Iran Warms To Facebook – But Leadership Only


iran social media

Iran’s top communications official is apparently an avid Facebook user, making comments this week that sounded an optimistic tone about social media in the restrictive country.

“I have been a member and I’m pretty involved [with Facebook]. I keep posting things and I always use the comments I receive,” Mahmoud Vaezi, Minister of Communications and Information Technology, said.

He hailed the interaction he received, saying of the comments on his post that they are “very diverse.”

“They write about whatever they feel like it!” Vaezi said. “I mean, it doesn’t have any framework or accounting. It all depends on how the guy leaving the comment feels at that time! But overall, it’s a good thing.”

Sounds a little bit like freedom of speech and liberal democracy. But, of course, Iranian officials wouldn’t be advocating for that.

But Ali Jannati, the country’s Minister of Culture and Islamic Guidance denied that Facebook use was a crime, using some confusing verbal gymnastics to explain.

“Membership in Facebook is not a crime,” Jannati said. “There is a problem because Facebook is blocked and breaking the block to access it is a crime. Otherwise, being on Facebook itself is not a crime.”

Which, of course, begs the question of why exactly it’s blocked in the first place.

But for the Iranian leadership, social media seems to be the cool new thing. Vaezi isn’t the only Facebook-happy member of the government. Javad Zarif, the foreign minister, also has a page, and several others purporting to be officials’ pages have also popped up even though they often are followed by denials.

Zarif, however, has owned up to his social media use – his Twitter account, for example, is verified. And while it might be blocked at home, it certainly could be a useful tool in foreign relations.
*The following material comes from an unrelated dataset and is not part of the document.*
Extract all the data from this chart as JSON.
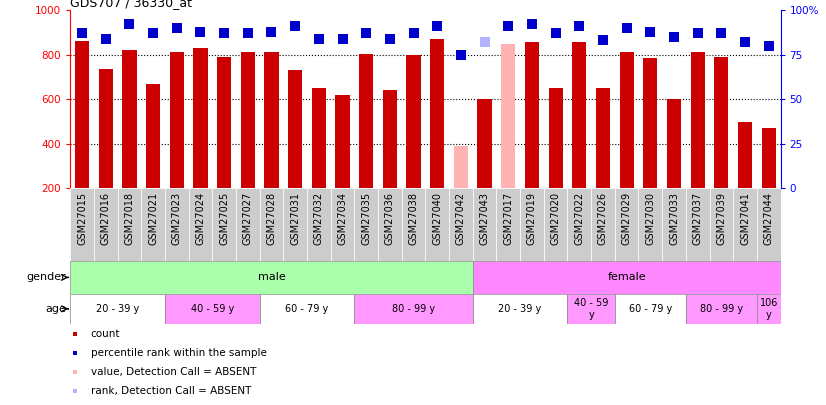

Take, for example, the country’s president, Hassan Rouhani, who came into office last summer amid a wave of hope that his more moderate tone might signal a shift in the country’s policies, at home and abroad. His alleged Twitter account had received a good deal of attention for some head-turning tweets since Rouhani became president.

But it was revealed last month that those social media musings, which include a Facebook page, are “written by my friends.”

Vaezi, the communications minister, held out hope that Rouhani might make the leap himself soon: “Incidentally, the President told me, ‘if you think it’s a useful thing, I will also join it in future, God willing.”

Whether that would be a significant opening up of Iran or just mean a slight expansion of the leadership’s tight-knit social media circle remains to be seen.